We performed a Gene Set Enrichment Analysis (GSEA) using raw data from the University of York cohort and the Hallmark of Cancer gene sets from the Molecular Signatures Database (MSigDB) to better understand the biological processes distinguishing the risk groups. Notably, the GSEA (Supplementary Table 3) results revealed that the High Risk Group was predominantly enriched for E2F targets, MYC targets, and G2M checkpoint pathways, while showing downregulation of inflammatory response, interferon-gamma response, and epithelial-mesenchymal transition pathways (Figure 2F).

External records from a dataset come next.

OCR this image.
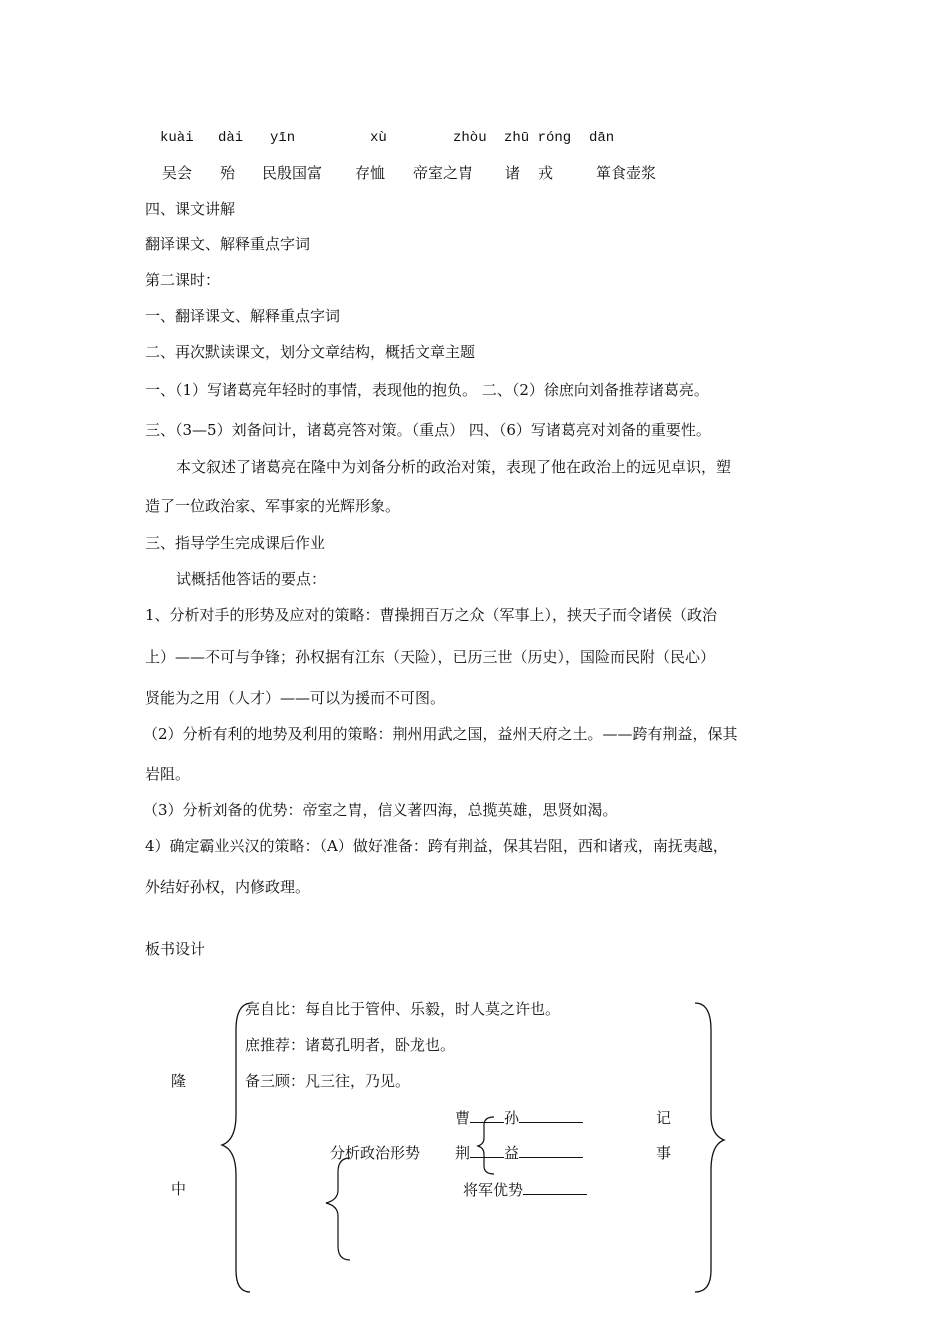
kuài dài yīn	xù	zhòu zhū róng dān
吴会 殆 民殷国富 存恤 帝室之胄 诸 戎	箪食壶浆
四、课文讲解
翻译课文、解释重点字词
第二课时：
一、翻译课文、解释重点字词
二、再次默读课文，划分文章结构，概括文章主题
一、（1）写诸葛亮年轻时的事情，表现他的抱负。 二、（2）徐庶向刘备推荐诸葛亮。
三、（3—5）刘备问计，诸葛亮答对策。（重点） 四、（6）写诸葛亮对刘备的重要性。
本文叙述了诸葛亮在隆中为刘备分析的政治对策，表现了他在政治上的远见卓识，塑
造了一位政治家、军事家的光辉形象。
三、指导学生完成课后作业
试概括他答话的要点：
1、分析对手的形势及应对的策略：曹操拥百万之众（军事上），挟天子而令诸侯（政治
上）——不可与争锋；孙权据有江东（天险），已历三世（历史），国险而民附（民心）
贤能为之用（人才）——可以为援而不可图。
（2）分析有利的地势及利用的策略：荆州用武之国，益州天府之土。——跨有荆益，保其
岩阻。
（3）分析刘备的优势：帝室之胄，信义著四海，总揽英雄，思贤如渴。
4）确定霸业兴汉的策略：（A）做好准备：跨有荆益，保其岩阻，西和诸戎，南抚夷越，
外结好孙权，内修政理。
板书设计
隆
中
亮自比：每自比于管仲、乐毅，时人莫之许也。
庶推荐：诸葛孔明者，卧龙也。
备三顾：凡三往，乃见。
曹 孙
分析政治形势 荆 益
将军优势
记
事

This study introduces a promising approach to prognostic stratification in DLBCL, utilizing gene expression data to identify CPGs and develop a validated risk score. While the IPI and its variations remain widely used for stratification in DLBCL, their discriminative power is often limited, with various studies reporting suboptimal overall survival prediction when used alone.6,7 Nonetheless, the European Society for Medical Oncology (ESMO) currently endorses age-adjusted IPI, which has a reported c-index of 0.613, for stratifying under 60-year-old patients who may benefit from involved-field radiotherapy or autologous stem-cell transplantation.7

Furthermore, neither the ESMO nor the National Comprehensive Cancer Network guidelines have incorporated transcriptomic and exome stratification in patient management.8,9 By outperforming traditional approaches focused on histopathology, our model was able to refine risk stratification by integrating precision oncology and shows promise in aiding treatment decisions, addressing the urgent need for improved stratification in a context where 30–50 % of DLBCL patients are not cured by standard chemotherapy.10 In conclusion, our global multi-cohort study represents a significant advancement in the prognostic stratification of DLBCL. The integration of this model with clinical variables enabled the development of an accurate nomogram for survival prediction. Future studies should aim to validate this model in large prospective cohorts and explore its integration into clinical practice to enhance patient outcomes.